However, the same principle does not always apply to our houseplants. Many of our houseplants originate from more temperate or tropical environments where seasonal swings are less volatile. Their growth may slow in the cooler seasons, but for the most part they are still capable of growth if treated to the proper conditions. My monstera puts leaves out all year long and many of my other plants are still growing but just at a slower pace. My FLF (Fiddle Leaf Fig) is the only plant in my collection that takes a break in winter but it comes back with a vengeance in April. If your plant lost all of its leaves this winter and you’ve attributed it to dormancy, then you’re probably in denial 😉
With this new understanding of what dormancy is and isn’t, it is integral that we avoid overreacting to our plant’s changed behavior. I don’t alter my routine significantly in winter and it is always my goal to provide as consistent of an environment as possible.

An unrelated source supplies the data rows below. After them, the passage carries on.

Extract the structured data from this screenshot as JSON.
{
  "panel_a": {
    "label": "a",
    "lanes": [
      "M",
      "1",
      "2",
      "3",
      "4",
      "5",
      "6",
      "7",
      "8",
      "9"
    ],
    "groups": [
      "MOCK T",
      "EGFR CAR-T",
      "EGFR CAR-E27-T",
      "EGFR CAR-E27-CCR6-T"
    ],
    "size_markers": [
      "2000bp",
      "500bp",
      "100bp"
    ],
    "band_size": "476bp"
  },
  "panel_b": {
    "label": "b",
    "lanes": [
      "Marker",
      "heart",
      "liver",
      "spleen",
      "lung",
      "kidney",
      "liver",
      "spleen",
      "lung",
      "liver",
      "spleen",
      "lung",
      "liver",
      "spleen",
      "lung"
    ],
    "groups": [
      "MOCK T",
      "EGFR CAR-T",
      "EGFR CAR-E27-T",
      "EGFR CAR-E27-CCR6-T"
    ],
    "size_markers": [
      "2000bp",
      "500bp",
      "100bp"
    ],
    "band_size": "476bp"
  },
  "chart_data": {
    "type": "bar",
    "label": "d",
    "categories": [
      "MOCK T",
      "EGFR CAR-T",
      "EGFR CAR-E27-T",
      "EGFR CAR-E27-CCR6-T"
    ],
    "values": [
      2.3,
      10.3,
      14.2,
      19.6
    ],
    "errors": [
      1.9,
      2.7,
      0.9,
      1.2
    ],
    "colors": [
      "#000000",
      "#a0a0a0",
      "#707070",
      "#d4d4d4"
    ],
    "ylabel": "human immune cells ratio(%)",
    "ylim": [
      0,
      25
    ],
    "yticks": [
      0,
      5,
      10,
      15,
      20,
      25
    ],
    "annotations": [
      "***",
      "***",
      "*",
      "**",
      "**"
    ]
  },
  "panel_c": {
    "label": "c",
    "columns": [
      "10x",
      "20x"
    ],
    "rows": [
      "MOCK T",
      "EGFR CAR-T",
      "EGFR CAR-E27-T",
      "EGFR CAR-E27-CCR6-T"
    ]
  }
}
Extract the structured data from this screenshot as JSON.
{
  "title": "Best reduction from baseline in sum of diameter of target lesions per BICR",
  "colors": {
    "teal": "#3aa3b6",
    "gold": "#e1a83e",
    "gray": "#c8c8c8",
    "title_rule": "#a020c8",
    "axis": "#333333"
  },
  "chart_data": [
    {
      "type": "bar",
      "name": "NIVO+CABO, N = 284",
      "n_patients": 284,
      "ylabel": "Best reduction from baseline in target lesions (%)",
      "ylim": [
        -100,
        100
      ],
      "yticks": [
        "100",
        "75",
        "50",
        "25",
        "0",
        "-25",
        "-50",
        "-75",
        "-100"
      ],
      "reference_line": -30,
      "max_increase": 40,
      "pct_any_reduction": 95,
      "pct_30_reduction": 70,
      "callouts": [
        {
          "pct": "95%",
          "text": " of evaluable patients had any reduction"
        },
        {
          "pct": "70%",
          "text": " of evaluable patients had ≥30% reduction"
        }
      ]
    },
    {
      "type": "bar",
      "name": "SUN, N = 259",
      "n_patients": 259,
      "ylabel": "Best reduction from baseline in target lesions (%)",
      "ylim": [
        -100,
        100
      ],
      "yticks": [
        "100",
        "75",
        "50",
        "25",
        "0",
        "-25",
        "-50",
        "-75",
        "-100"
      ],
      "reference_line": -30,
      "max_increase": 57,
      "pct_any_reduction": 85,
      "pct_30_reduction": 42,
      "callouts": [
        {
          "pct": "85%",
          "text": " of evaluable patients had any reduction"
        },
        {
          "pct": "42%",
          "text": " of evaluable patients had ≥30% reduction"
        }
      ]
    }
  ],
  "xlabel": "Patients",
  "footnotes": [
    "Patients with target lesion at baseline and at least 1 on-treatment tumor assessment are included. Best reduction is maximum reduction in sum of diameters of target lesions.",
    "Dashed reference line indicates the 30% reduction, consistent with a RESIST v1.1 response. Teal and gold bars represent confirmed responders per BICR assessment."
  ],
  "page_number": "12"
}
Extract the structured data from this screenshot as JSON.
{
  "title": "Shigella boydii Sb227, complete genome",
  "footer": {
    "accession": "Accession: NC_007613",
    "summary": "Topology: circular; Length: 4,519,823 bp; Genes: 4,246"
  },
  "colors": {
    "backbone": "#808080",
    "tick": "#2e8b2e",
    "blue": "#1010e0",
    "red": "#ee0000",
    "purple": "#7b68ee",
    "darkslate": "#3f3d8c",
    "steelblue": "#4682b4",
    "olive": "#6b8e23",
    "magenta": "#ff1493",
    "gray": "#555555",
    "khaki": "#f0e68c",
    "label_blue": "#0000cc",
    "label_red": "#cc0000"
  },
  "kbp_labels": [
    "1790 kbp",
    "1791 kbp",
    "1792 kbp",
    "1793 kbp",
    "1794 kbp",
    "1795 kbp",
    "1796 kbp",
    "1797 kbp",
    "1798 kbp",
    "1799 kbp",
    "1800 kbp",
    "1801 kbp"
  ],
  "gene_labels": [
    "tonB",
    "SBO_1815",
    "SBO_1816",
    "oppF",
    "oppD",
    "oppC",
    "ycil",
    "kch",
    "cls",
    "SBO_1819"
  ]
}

The key is listening to what the plants are showing you, and I’m not afraid to do something unconventional like fertilize in winter if my plant is showing signs of a nutrient deficiency.
It is also wise to learn how to identify what other factors may be affecting its growth in winter. Changes in temperature due to drafts and dry heat, lack of humidity and a new location in your space can all inhibit your plant’s performance, and too often we mistakenly attribute this to the dreaded dormancy. Listen first, react second.
At the end of the day, we expect WAY too much from our plants. We expect constant growth. We expect lush leaves 24/7. We expect them to adapt to our lifestyle and plant care abilities. We expect perfection.
But this is not reality. Yellowing older leaves are normal. Slower growth is normal. Nature is normal. It will test your patience and impulsivity, but we have to respect the plant process. The moral of the story? Don’t demonize dormancy.